Typischerweise ist die Aufregung vor allem in Deutschland groß. Auch wenn jeder deutscher Dieselmotor deutlich weniger Stickoxyde ausstößt als jeder französische oder italienische Dieselmotor hat man hierzulande nur deutsche Autohersteller im Visier. In keinem anderen Land gibt es Prozesse gegen Städte und nirgends wird so lautstark nach Fahrverboten für Dieselautos gerufen wie hierzulande. Inmitten der völlig irrationalen Diskussion und der panischen Rufe nach blauen Plaketten wurde aber tatsächlich ein ganz vernünftiger Vorschlag laut, der leider sehr schnell wieder begraben wurde.

Öffentliche Verkehrsmittel sollten kostenlos angeboten werden und dafür waren schon vier Musterstädte ausgewählt worden! Dieser Vorschlag leuchtet unmittelbar ein und das stärkste Gegenargument seiner Gegner ist das beste Argument zu seinen Gunsten: Man müsse mehr Busse und längere Straßenbahnen anschaffen. Über Nacht würden nämlich Hunderttausende von Städtern und Vorstädtern vom Auto auf den öffentlichen Personennahverkehr (ÖPNV) umsteigen. Sie würden ihre Diesel- und Benzinautos stehen lassen und mit Bussen und Bahnen fahren.

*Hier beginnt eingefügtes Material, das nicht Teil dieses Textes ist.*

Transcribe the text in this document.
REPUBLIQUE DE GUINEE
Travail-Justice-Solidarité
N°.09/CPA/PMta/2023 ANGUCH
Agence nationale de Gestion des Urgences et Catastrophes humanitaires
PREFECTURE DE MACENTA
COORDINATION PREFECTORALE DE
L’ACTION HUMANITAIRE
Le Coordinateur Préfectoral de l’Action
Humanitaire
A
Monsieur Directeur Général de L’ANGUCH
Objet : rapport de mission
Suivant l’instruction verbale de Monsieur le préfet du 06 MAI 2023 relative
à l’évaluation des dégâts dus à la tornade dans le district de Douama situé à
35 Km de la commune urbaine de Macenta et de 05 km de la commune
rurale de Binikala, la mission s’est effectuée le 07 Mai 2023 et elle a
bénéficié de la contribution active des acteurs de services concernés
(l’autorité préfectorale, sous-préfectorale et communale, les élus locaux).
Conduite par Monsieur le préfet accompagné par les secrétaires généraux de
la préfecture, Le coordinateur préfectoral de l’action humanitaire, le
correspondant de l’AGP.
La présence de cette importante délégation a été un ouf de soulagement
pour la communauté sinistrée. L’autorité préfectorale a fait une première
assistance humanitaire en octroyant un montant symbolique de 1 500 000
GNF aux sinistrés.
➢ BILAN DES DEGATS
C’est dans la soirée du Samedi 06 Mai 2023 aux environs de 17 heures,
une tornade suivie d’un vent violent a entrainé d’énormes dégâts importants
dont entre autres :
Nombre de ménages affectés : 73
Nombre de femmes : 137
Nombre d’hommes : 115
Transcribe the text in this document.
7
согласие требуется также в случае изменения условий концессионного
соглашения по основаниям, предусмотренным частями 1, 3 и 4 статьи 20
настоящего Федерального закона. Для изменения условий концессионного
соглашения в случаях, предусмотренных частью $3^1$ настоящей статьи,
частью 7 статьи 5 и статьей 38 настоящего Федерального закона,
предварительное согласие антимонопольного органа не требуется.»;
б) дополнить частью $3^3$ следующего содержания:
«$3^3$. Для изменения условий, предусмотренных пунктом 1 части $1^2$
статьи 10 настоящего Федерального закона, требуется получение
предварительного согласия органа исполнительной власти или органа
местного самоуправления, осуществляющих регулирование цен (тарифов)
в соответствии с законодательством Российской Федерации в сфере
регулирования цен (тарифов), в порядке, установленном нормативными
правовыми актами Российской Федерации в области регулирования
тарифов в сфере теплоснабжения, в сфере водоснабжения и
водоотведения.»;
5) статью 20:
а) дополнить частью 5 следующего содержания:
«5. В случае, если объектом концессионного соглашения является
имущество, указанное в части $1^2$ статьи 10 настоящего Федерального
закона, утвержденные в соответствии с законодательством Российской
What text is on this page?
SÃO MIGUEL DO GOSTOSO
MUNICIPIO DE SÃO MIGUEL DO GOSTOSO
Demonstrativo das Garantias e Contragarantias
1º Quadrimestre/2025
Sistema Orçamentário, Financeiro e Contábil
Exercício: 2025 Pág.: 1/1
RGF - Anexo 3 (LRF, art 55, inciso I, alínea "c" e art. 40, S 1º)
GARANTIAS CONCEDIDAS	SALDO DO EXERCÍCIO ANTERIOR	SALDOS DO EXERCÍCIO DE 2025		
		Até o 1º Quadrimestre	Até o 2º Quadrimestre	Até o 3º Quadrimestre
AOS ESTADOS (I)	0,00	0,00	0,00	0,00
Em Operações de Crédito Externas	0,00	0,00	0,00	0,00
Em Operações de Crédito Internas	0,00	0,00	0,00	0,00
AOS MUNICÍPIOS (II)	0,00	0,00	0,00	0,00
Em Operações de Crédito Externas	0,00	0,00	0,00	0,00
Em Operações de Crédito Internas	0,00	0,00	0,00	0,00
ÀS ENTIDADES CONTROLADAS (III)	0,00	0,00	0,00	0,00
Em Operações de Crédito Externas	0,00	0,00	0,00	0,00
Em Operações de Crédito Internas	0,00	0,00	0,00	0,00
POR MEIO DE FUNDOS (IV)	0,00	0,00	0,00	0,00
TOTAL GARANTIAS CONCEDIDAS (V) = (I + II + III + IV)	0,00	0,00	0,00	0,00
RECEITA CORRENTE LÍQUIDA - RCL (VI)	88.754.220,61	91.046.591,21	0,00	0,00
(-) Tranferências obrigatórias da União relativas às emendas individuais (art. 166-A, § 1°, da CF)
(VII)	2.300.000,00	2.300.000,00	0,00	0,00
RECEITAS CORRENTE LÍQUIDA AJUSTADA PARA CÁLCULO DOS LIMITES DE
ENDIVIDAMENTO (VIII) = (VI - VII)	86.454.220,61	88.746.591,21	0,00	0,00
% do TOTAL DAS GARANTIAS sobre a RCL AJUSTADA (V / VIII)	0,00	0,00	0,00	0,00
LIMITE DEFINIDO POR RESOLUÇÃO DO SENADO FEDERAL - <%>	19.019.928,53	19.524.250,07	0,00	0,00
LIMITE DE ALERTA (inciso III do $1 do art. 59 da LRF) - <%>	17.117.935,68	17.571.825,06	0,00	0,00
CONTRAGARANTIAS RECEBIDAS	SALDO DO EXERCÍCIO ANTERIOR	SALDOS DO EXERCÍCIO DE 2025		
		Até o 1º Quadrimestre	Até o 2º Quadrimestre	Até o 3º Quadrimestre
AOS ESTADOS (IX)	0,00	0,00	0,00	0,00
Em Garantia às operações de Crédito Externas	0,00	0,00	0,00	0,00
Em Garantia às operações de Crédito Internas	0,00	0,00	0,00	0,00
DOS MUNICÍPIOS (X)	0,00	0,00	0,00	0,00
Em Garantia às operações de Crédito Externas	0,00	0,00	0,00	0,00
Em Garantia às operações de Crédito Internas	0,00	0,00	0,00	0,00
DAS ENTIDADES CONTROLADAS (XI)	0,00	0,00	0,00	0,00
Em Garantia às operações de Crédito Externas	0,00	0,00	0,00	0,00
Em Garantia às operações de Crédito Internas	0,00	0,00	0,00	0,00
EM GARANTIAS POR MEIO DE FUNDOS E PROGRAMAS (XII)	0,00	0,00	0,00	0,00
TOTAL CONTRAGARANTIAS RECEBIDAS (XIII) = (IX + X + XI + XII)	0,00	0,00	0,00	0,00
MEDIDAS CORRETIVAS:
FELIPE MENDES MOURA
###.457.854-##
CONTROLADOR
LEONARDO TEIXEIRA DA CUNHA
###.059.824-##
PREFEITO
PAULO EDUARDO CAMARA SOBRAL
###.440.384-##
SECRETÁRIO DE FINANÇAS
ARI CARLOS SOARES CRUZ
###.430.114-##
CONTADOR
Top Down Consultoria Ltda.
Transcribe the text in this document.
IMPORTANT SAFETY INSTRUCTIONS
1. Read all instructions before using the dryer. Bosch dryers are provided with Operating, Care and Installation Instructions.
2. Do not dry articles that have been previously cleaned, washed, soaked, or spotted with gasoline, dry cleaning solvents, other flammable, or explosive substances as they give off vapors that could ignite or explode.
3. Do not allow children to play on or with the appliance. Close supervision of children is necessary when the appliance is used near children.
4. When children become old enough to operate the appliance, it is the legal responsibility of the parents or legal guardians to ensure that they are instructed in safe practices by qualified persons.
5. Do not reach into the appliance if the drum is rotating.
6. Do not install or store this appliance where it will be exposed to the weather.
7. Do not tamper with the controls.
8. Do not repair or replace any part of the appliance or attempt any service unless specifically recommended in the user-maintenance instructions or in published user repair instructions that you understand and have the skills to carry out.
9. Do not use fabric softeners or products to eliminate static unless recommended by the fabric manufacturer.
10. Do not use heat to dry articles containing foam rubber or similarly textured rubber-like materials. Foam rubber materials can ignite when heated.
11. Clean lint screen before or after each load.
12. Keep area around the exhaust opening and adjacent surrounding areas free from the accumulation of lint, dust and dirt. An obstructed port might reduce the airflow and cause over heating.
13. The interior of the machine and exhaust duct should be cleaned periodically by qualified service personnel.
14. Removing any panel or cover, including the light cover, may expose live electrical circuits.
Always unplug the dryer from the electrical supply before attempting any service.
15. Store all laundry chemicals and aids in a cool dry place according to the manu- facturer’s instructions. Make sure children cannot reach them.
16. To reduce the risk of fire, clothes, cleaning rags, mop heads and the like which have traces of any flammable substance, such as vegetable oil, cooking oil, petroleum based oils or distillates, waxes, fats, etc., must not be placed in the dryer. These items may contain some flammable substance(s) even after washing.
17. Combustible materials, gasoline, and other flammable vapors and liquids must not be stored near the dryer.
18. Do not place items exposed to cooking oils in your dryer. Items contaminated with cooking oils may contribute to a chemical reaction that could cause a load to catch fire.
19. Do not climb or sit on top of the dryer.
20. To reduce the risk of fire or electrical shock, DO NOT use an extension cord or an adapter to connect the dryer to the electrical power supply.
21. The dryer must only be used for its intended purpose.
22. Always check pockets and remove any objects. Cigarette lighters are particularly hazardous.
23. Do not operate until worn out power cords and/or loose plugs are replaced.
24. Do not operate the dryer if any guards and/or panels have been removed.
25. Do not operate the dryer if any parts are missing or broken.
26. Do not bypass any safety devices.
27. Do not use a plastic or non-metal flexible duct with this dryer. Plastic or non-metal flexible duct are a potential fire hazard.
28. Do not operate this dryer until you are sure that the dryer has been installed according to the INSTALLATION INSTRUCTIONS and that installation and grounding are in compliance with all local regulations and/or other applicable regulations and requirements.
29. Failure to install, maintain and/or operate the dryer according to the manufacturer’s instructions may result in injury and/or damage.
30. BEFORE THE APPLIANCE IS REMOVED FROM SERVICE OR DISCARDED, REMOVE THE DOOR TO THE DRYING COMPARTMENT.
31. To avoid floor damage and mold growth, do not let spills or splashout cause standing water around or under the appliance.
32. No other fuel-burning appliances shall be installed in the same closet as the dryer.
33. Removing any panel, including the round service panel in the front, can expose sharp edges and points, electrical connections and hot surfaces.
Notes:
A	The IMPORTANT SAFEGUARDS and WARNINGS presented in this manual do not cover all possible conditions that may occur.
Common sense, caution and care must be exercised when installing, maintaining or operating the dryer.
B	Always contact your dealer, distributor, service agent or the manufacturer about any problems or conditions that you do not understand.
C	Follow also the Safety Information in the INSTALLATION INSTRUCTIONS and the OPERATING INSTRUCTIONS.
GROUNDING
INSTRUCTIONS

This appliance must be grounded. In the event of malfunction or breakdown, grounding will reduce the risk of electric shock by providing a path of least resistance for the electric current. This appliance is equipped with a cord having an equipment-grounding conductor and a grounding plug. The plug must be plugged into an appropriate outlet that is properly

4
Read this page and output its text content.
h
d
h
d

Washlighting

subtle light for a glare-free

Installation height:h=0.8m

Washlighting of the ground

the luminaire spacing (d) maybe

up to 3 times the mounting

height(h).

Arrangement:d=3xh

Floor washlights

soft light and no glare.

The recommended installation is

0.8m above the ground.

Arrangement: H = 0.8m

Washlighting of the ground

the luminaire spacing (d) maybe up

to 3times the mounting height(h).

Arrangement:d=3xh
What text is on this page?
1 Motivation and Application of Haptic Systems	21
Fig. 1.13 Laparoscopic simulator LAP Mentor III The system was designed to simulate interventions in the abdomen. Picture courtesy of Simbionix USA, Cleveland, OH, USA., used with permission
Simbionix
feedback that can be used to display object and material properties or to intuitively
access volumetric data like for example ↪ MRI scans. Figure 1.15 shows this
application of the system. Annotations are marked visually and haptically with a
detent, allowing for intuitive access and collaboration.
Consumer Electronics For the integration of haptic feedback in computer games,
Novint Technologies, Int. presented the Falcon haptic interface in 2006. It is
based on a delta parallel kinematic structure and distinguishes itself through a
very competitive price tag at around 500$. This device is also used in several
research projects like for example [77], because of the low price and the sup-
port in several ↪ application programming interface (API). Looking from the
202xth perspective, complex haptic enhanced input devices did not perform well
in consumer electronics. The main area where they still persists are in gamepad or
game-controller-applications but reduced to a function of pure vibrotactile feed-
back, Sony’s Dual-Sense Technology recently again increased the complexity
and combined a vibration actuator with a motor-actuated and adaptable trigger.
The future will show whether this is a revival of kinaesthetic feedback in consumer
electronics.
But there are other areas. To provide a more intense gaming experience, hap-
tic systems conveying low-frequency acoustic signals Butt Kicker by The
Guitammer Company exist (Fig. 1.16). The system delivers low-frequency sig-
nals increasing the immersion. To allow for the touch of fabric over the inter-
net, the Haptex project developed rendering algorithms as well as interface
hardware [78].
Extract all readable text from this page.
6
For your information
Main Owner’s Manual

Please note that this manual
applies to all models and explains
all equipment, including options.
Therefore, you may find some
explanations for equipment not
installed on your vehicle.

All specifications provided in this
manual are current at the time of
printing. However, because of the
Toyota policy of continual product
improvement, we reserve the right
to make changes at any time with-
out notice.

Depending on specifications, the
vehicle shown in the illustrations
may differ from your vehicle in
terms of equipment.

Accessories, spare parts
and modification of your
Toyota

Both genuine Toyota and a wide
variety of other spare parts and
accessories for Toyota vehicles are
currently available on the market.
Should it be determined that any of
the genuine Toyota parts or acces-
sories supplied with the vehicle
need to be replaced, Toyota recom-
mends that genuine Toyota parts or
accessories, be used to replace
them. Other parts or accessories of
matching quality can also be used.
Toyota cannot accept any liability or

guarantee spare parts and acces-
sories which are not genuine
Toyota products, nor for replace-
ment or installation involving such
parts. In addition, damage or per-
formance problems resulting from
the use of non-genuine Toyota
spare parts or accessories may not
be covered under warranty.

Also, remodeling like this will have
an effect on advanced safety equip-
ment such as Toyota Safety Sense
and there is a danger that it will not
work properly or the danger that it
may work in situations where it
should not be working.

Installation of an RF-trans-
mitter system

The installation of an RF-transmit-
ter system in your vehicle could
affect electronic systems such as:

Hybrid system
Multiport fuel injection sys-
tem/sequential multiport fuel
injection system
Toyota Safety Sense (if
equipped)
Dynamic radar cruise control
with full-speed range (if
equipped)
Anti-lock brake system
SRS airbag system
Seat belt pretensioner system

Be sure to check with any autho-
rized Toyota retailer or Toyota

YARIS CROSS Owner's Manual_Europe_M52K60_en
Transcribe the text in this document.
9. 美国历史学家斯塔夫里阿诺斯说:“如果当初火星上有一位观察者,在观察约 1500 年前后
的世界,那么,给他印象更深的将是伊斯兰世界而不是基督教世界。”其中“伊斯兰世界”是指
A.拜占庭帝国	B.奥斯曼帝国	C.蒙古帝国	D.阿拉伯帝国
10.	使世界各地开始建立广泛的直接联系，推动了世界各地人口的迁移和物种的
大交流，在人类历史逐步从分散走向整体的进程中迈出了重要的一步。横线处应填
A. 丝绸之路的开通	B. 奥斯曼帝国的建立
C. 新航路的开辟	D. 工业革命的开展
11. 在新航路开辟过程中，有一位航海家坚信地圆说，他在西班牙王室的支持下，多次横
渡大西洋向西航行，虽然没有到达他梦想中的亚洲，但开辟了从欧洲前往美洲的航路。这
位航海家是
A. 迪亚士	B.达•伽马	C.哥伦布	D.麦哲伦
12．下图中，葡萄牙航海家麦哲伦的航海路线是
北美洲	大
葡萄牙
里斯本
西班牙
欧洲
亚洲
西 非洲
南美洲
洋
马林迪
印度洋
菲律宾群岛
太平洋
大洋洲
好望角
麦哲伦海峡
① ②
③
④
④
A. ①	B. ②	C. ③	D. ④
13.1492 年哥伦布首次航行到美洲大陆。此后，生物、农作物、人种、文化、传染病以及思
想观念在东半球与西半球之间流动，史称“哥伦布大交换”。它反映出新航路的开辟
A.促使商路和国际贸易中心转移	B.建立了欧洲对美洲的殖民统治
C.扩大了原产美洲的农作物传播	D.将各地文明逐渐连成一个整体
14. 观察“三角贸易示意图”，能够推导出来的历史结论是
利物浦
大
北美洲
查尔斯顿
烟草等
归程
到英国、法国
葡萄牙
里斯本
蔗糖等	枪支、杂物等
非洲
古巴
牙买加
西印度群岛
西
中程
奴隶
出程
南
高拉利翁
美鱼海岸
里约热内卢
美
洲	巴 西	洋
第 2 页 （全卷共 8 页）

Tausende von teuren Fahrkartenautomaten würden überflüssig und die Gerichte würden von Strafverfahren gegen Schwarzfahrer entlastet. Es gäbe riesige Ersparnisse beim Straßenbau und Flächen, wo heute Autos parken, würden für den Wohnungsbau frei. Die Pendlerpauschale könnte man abschaffen und aus dem ersparten Geld den ÖPNV kräftig fördern. Für Bedürftige, Schüler und die meisten Arbeitnehmer wäre der kostenlose Nahverkehr eine riesige Entlastung und das Problem der Grenzwertüberschreitungen wäre auf einen Schlag gelöst. Großstädte würden dadurch noch nicht zu Luftkurorten aber es ginge den Stadtbewohnern in vielerlei Hinsicht deutlich besser!